Passiamo all’argomento poesie! Dal 1984 vive a Polignano a Mare Guido Lepori,  ‘Guido il Flâneur’ , che da anni dipinge in città muri, porte e scale con aforismi e versi poetici. Tra le sue dichiarazioni “Qui il mio gemello Mare ha ingigantito la mia libertà”…se siete qui non vi resta che scoprire cosa questa idea abbia prodotto!”

Breve cenno sulla gogna, esclusivamente dedicato a chi è convinto che anche in un paradiso come questo debba esistere un angolino di inferno: oltrepassato l’Arco Marchesale e giunti nella piazzetta F.Miani Perotti appare monumentale e con una sobria eleganza, il fronte principale del palazzo Marchesale, la dimora cittadina dei feudatari.   Qui si amministrava anche la giustizia e a ricordarlo è ancora un gancio in metallo che pende dal palazzo, in largo Porta, che sosteneva la gogna alla quale si legavano i condannati.

Vi siete un po’ intristiti? Tranquilli…la cucina tipica del posto sarebbe in grado di sollevare lo spirito della persona più triste! A parte l’obbligatorio assaggio delle notissime orecchiette alle cime di rapa, mi sento di consigliare una cena alla Grotta Palazzese, ristorante ricavato nella roccia a picco sul mare Adriatico, in uno sbalorditivo scenario di grotte che hanno mandato in visibilio i visitatori sin dai tempi lontani.
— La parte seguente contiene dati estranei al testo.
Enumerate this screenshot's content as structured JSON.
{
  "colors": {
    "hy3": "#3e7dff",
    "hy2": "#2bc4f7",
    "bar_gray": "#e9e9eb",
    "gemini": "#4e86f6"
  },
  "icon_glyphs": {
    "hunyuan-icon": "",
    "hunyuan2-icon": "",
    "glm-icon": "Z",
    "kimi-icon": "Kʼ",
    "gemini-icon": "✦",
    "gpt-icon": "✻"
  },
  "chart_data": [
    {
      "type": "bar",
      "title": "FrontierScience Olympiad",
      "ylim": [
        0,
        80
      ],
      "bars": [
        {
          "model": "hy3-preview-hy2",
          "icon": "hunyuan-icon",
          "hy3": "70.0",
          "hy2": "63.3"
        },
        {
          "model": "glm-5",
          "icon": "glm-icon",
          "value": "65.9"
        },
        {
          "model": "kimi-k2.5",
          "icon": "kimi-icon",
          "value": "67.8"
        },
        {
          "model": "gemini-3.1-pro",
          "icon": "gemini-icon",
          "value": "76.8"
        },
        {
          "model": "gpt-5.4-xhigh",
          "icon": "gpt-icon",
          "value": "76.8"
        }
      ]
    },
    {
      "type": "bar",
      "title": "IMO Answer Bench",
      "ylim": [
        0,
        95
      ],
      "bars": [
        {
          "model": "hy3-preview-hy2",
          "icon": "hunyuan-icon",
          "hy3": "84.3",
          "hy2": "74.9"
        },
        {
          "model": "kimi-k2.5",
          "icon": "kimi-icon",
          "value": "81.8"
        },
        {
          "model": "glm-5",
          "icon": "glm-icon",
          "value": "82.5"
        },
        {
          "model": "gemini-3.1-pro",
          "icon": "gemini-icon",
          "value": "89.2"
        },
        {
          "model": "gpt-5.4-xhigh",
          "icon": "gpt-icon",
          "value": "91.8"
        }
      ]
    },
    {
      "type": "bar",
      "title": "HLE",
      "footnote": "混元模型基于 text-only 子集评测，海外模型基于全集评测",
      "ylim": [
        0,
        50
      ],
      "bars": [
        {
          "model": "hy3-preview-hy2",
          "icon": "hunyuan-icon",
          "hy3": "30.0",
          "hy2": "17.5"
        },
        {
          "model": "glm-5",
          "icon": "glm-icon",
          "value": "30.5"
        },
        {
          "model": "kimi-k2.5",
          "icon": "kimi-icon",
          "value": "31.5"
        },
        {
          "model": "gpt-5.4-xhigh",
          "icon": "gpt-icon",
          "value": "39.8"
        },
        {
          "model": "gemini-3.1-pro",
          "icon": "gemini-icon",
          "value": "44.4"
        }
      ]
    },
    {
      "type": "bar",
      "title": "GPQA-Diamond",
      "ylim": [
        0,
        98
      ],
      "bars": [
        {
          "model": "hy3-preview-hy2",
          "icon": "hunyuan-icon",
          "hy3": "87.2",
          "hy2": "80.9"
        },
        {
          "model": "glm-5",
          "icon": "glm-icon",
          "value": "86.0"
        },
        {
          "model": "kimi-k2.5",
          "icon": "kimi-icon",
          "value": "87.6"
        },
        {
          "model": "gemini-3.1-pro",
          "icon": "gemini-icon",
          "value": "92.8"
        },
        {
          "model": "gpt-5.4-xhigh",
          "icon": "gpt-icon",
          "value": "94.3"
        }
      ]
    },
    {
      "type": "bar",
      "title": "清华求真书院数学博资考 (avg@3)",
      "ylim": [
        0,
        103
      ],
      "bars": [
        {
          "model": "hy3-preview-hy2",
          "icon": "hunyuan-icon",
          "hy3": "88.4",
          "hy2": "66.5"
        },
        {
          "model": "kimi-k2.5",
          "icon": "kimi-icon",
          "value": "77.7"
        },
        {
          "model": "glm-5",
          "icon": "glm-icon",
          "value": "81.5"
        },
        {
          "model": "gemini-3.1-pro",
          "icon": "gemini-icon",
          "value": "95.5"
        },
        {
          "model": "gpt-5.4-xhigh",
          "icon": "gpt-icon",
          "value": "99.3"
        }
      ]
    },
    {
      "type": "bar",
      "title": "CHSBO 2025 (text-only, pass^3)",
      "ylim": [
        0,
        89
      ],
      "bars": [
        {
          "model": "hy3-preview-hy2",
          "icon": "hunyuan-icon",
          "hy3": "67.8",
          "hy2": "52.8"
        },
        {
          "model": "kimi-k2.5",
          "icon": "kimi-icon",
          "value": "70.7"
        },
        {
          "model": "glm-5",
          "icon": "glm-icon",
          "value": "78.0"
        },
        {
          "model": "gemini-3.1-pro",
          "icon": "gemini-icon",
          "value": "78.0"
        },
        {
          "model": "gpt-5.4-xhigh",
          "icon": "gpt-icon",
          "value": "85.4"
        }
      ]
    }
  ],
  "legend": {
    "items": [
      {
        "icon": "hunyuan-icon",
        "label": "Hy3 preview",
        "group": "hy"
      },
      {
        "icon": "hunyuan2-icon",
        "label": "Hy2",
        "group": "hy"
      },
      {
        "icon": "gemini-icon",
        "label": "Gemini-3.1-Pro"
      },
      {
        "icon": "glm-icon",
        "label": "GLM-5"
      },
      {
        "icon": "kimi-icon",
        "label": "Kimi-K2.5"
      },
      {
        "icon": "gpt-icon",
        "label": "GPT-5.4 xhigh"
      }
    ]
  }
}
E infine…se il giorno successivo doveste avere una sensazione di disagio per esservi goduto la vita faceta senza accrescere la vostra cultura, potete sempre fare una visita al Museo Pino Pascali, situato in un ex mattatoio ottocentesco sul lungomare, dedicato all’artista contemporaneo nato a Polignano a Mare e reso noto dal suo uso di  materiali inconsueti come bitume, latte, cuoio, metallo,  fino alla sperimentazione delle mescolanze del petrolio  e polveri varie, dipingendo su lastre di lamiera.